Ночь

          Я проснулась оттого, что услышала до боли знакомую мелодию. Мелодию из моего далекого детства. Оглядевшись по сторонам, я поняла, что нахожусь одна в темной комнате с холодными серыми стенами. Жуть! Где Машка, Юлька? Неужели я проспала!? Нет, меня бы разбудили любыми способами! Электронные часы с зелеными цифрами показывают время 23:10. Где все и откуда доносится эта прекрасная мелодия?

          … За окнами солнце, за окнами свет — это день.
          Ну, а я всегда любил ночь…

          Я медленно повернула голову в сторону, откуда доносилось пение, и на время забыла, что человеку нужно дышать. Я до крови прикусила кончик языка и ущипнула себя за сосок. Волна невыносимой боли окатило мое тело.
          Проснись, проснись, проснись…
          Первая мысль, которая поселилась в моем сознании — это все сон. Нет ничего такого, что противоречило бы естественному в этом мире, считая за естественное то, что не противоречит ему. Мысль не складывается в голове. Сказать иными словами, я не думаю, что мертвые умеют говорить, а тем более петь. Или я ошибаюсь? Так или иначе, всё настолько реальное, настоящее и живое, что от мысли, что это все сон, ни осталось и следа.
          За окном была ночь. Свет, отбрасываемый уличным фонарем, слегка освещал комнату, создавая уродливые тени, от которых хотелось бежать сломя голову. Тени были неимоверно длинными, расплывчатыми, тяжелыми и иной раз казались живыми. Того и гляди съедят заживо. На подоконнике сидел Виктор Цой с гитарой. Заметив, что я смотрю на него, он почти незаметно подмигнул мне. Или это только мне показалось?

          … И это мое дело — любить ночь,
          И это мое право — уйти в тень…

          Сначала я хотела закричать, что есть мочи, но потом желание кричать сменилось желанием плакать. Я узнала эти слова и мелодию. Это была «Ночь». В детстве это была моя любимая песня. Мне захотелось вернуться туда, где я не знала, что такое взрослая жизнь со своими налогами, политикой, десятичасовыми рабочими днями, масками, беднотой и нескончаемой ложью.

          …Я люблю ночь за то, что в ней меньше машин,
          Я люблю дым и пепел своих папирос…

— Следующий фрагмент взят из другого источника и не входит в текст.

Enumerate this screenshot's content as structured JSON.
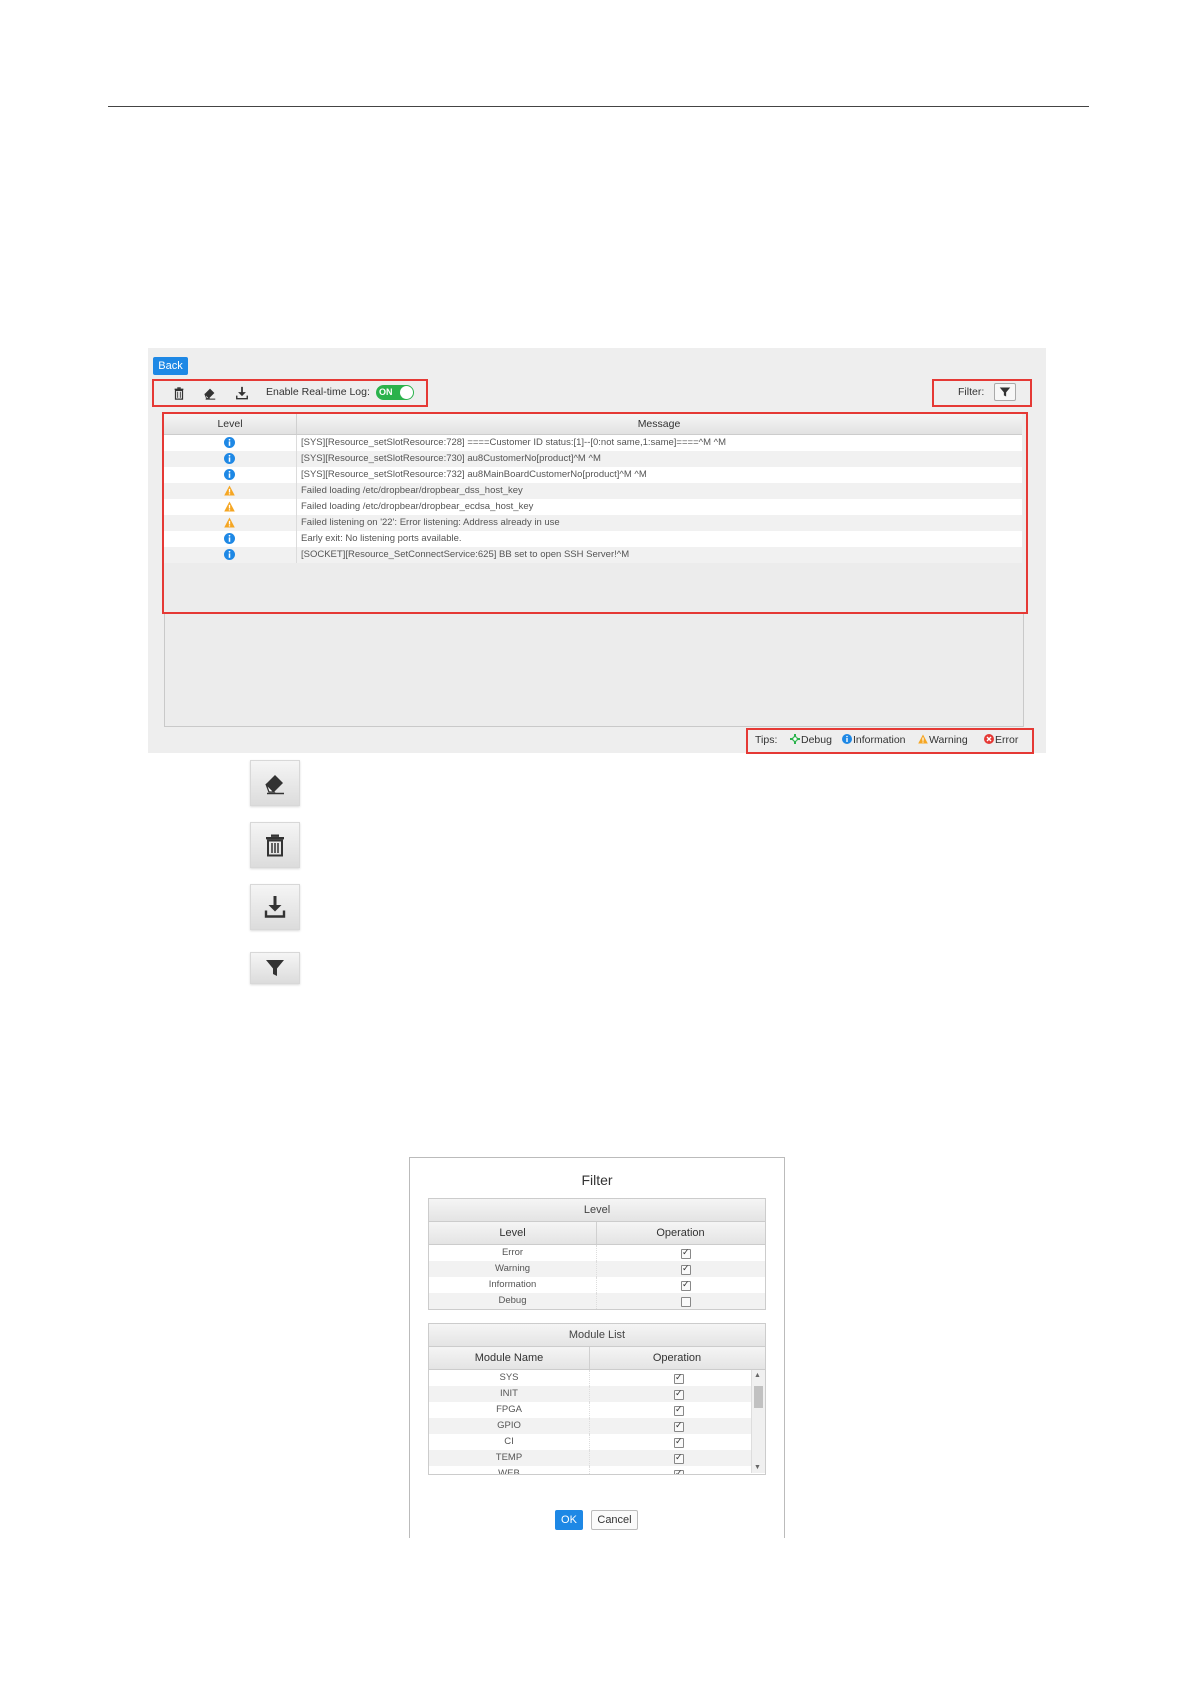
{
  "log_view": {
    "back_label": "Back",
    "toolbar": {
      "realtime_label": "Enable Real-time Log:",
      "toggle_label": "ON",
      "filter_label": "Filter:"
    },
    "table": {
      "headers": {
        "level": "Level",
        "message": "Message"
      },
      "rows": [
        {
          "level": "information",
          "message": "[SYS][Resource_setSlotResource:728] ====Customer ID status:[1]--[0:not same,1:same]====^M ^M"
        },
        {
          "level": "information",
          "message": "[SYS][Resource_setSlotResource:730] au8CustomerNo[product]^M ^M"
        },
        {
          "level": "information",
          "message": "[SYS][Resource_setSlotResource:732] au8MainBoardCustomerNo[product]^M ^M"
        },
        {
          "level": "warning",
          "message": "Failed loading /etc/dropbear/dropbear_dss_host_key"
        },
        {
          "level": "warning",
          "message": "Failed loading /etc/dropbear/dropbear_ecdsa_host_key"
        },
        {
          "level": "warning",
          "message": "Failed listening on '22': Error listening: Address already in use"
        },
        {
          "level": "information",
          "message": "Early exit: No listening ports available."
        },
        {
          "level": "information",
          "message": "[SOCKET][Resource_SetConnectService:625] BB set to open SSH Server!^M"
        }
      ]
    },
    "tips": {
      "label": "Tips:",
      "debug": "Debug",
      "information": "Information",
      "warning": "Warning",
      "error": "Error"
    }
  },
  "icon_legend": [
    "eraser-icon",
    "trash-icon",
    "download-icon",
    "filter-icon"
  ],
  "filter_dialog": {
    "title": "Filter",
    "level_panel": {
      "title": "Level",
      "col_level": "Level",
      "col_operation": "Operation",
      "rows": [
        {
          "name": "Error",
          "checked": true
        },
        {
          "name": "Warning",
          "checked": true
        },
        {
          "name": "Information",
          "checked": true
        },
        {
          "name": "Debug",
          "checked": false
        }
      ]
    },
    "module_panel": {
      "title": "Module List",
      "col_module": "Module Name",
      "col_operation": "Operation",
      "rows": [
        {
          "name": "SYS",
          "checked": true
        },
        {
          "name": "INIT",
          "checked": true
        },
        {
          "name": "FPGA",
          "checked": true
        },
        {
          "name": "GPIO",
          "checked": true
        },
        {
          "name": "CI",
          "checked": true
        },
        {
          "name": "TEMP",
          "checked": true
        },
        {
          "name": "WEB",
          "checked": true
        }
      ]
    },
    "ok_label": "OK",
    "cancel_label": "Cancel"
  },
  "colors": {
    "accent": "#1e88e5",
    "toggle_on": "#2bb24c",
    "highlight": "#e53935",
    "info": "#1e88e5",
    "warning": "#f5a623",
    "debug": "#2bb24c",
    "error": "#e53935"
  }
}
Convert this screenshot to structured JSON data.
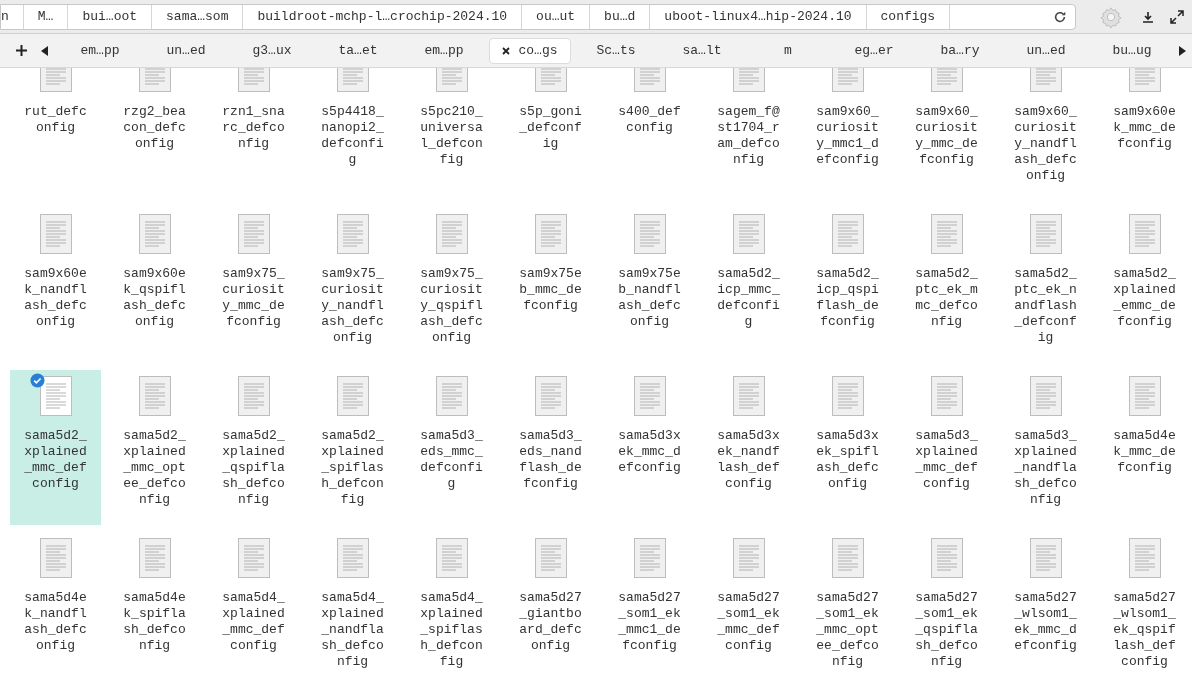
{
  "path_bar": {
    "crumbs": [
      "n",
      "M…",
      "bui…oot",
      "sama…som",
      "buildroot-mchp-l…crochip-2024.10",
      "ou…ut",
      "bu…d",
      "uboot-linux4…hip-2024.10",
      "configs"
    ]
  },
  "tabs": [
    {
      "label": "em…pp",
      "selected": false
    },
    {
      "label": "un…ed",
      "selected": false
    },
    {
      "label": "g3…ux",
      "selected": false
    },
    {
      "label": "ta…et",
      "selected": false
    },
    {
      "label": "em…pp",
      "selected": false
    },
    {
      "label": "co…gs",
      "selected": true
    },
    {
      "label": "Sc…ts",
      "selected": false
    },
    {
      "label": "sa…lt",
      "selected": false
    },
    {
      "label": "m",
      "selected": false
    },
    {
      "label": "eg…er",
      "selected": false
    },
    {
      "label": "ba…ry",
      "selected": false
    },
    {
      "label": "un…ed",
      "selected": false
    },
    {
      "label": "bu…ug",
      "selected": false
    }
  ],
  "files": [
    {
      "name": "rut_defconfig",
      "selected": false
    },
    {
      "name": "rzg2_beacon_defconfig",
      "selected": false
    },
    {
      "name": "rzn1_snarc_defconfig",
      "selected": false
    },
    {
      "name": "s5p4418_nanopi2_defconfig",
      "selected": false
    },
    {
      "name": "s5pc210_universal_defconfig",
      "selected": false
    },
    {
      "name": "s5p_goni_defconfig",
      "selected": false
    },
    {
      "name": "s400_defconfig",
      "selected": false
    },
    {
      "name": "sagem_f@st1704_ram_defconfig",
      "selected": false
    },
    {
      "name": "sam9x60_curiosity_mmc1_defconfig",
      "selected": false
    },
    {
      "name": "sam9x60_curiosity_mmc_defconfig",
      "selected": false
    },
    {
      "name": "sam9x60_curiosity_nandflash_defconfig",
      "selected": false
    },
    {
      "name": "sam9x60ek_mmc_defconfig",
      "selected": false
    },
    {
      "name": "sam9x60ek_nandflash_defconfig",
      "selected": false
    },
    {
      "name": "sam9x60ek_qspiflash_defconfig",
      "selected": false
    },
    {
      "name": "sam9x75_curiosity_mmc_defconfig",
      "selected": false
    },
    {
      "name": "sam9x75_curiosity_nandflash_defconfig",
      "selected": false
    },
    {
      "name": "sam9x75_curiosity_qspiflash_defconfig",
      "selected": false
    },
    {
      "name": "sam9x75eb_mmc_defconfig",
      "selected": false
    },
    {
      "name": "sam9x75eb_nandflash_defconfig",
      "selected": false
    },
    {
      "name": "sama5d2_icp_mmc_defconfig",
      "selected": false
    },
    {
      "name": "sama5d2_icp_qspiflash_defconfig",
      "selected": false
    },
    {
      "name": "sama5d2_ptc_ek_mmc_defconfig",
      "selected": false
    },
    {
      "name": "sama5d2_ptc_ek_nandflash_defconfig",
      "selected": false
    },
    {
      "name": "sama5d2_xplained_emmc_defconfig",
      "selected": false
    },
    {
      "name": "sama5d2_xplained_mmc_defconfig",
      "selected": true
    },
    {
      "name": "sama5d2_xplained_mmc_optee_defconfig",
      "selected": false
    },
    {
      "name": "sama5d2_xplained_qspiflash_defconfig",
      "selected": false
    },
    {
      "name": "sama5d2_xplained_spiflash_defconfig",
      "selected": false
    },
    {
      "name": "sama5d3_eds_mmc_defconfig",
      "selected": false
    },
    {
      "name": "sama5d3_eds_nandflash_defconfig",
      "selected": false
    },
    {
      "name": "sama5d3xek_mmc_defconfig",
      "selected": false
    },
    {
      "name": "sama5d3xek_nandflash_defconfig",
      "selected": false
    },
    {
      "name": "sama5d3xek_spiflash_defconfig",
      "selected": false
    },
    {
      "name": "sama5d3_xplained_mmc_defconfig",
      "selected": false
    },
    {
      "name": "sama5d3_xplained_nandflash_defconfig",
      "selected": false
    },
    {
      "name": "sama5d4ek_mmc_defconfig",
      "selected": false
    },
    {
      "name": "sama5d4ek_nandflash_defconfig",
      "selected": false
    },
    {
      "name": "sama5d4ek_spiflash_defconfig",
      "selected": false
    },
    {
      "name": "sama5d4_xplained_mmc_defconfig",
      "selected": false
    },
    {
      "name": "sama5d4_xplained_nandflash_defconfig",
      "selected": false
    },
    {
      "name": "sama5d4_xplained_spiflash_defconfig",
      "selected": false
    },
    {
      "name": "sama5d27_giantboard_defconfig",
      "selected": false
    },
    {
      "name": "sama5d27_som1_ek_mmc1_defconfig",
      "selected": false
    },
    {
      "name": "sama5d27_som1_ek_mmc_defconfig",
      "selected": false
    },
    {
      "name": "sama5d27_som1_ek_mmc_optee_defconfig",
      "selected": false
    },
    {
      "name": "sama5d27_som1_ek_qspiflash_defconfig",
      "selected": false
    },
    {
      "name": "sama5d27_wlsom1_ek_mmc_defconfig",
      "selected": false
    },
    {
      "name": "sama5d27_wlsom1_ek_qspiflash_defconfig",
      "selected": false
    }
  ]
}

          Когда я последний раз вспоминала о Цое? Лет десять назад, пятнадцать, двадцать? Вспоминала ли я о нем вообще? Не помню. Но неужели он помнил обо мне все это время? Что он делает сейчас в моей комнате? Разве он не умер тридцать лет назад? Или это не он? Господи, сколько вопросов! Зачем же так шутить? Ведь мертвые не говорят, а уж тем более, не поют, это точно!
          — Кто вы? — спросила я.
          Или не спросила?
          Снова ущипнула себя за сосок, и волна невыносимой боли окатило мое тело.
          Проснись, проснись, проснись…
          Хочется кричать.
          Это он. Это его «Ночь». Это моя ночь. Это наша ночь.
          Но чего-то недостает в этой картине.
          Проснись, проснись, проснись…
          Ночь я любила всегда, какой бы она ни была. Я жила ночью, в прямом и переносном смыслах этого слова. По-жизни я всегда держалась в тени, как бы ни светило солнце. Нет, я не была серой мышкой, но и не была белым слоном. Всё гораздо проще — мне нравилось быть одной. Поначалу это было тяжело и немного абсурдно, но время не стоит на месте и делает свою работу добросовестно и вопреки всему. Со временем, со своим верным другом и спутником жизни, ко всему привыкаешь, даже к одиночеству. Быть в тени — это никаких телефонных звонков, никаких нравоучений родителей, никаких людей, никаких оценивающих взглядов, никаких слов, никакой ненависти, никакой нелюбви и другого того, чего не следовало бы Богу впихивать в нас, создавая по своему гнусному образу и подобию.
          Существовали только я, пачка сигарет, старенький магнитофон «Скиф», Виктор Цой со своей «Ночью» и ночь за окном. Мы впятером были настоящими друзьями. В минуты, проведенные вместе, я чувствовала себя, знала. Я могла оставаться собой, не боясь быть осмеянной или униженной. Я была. Была, но только в тени, какой бы уродливой и живой она ни казалась. Потому что эта тень — моя. Слышите? Моя!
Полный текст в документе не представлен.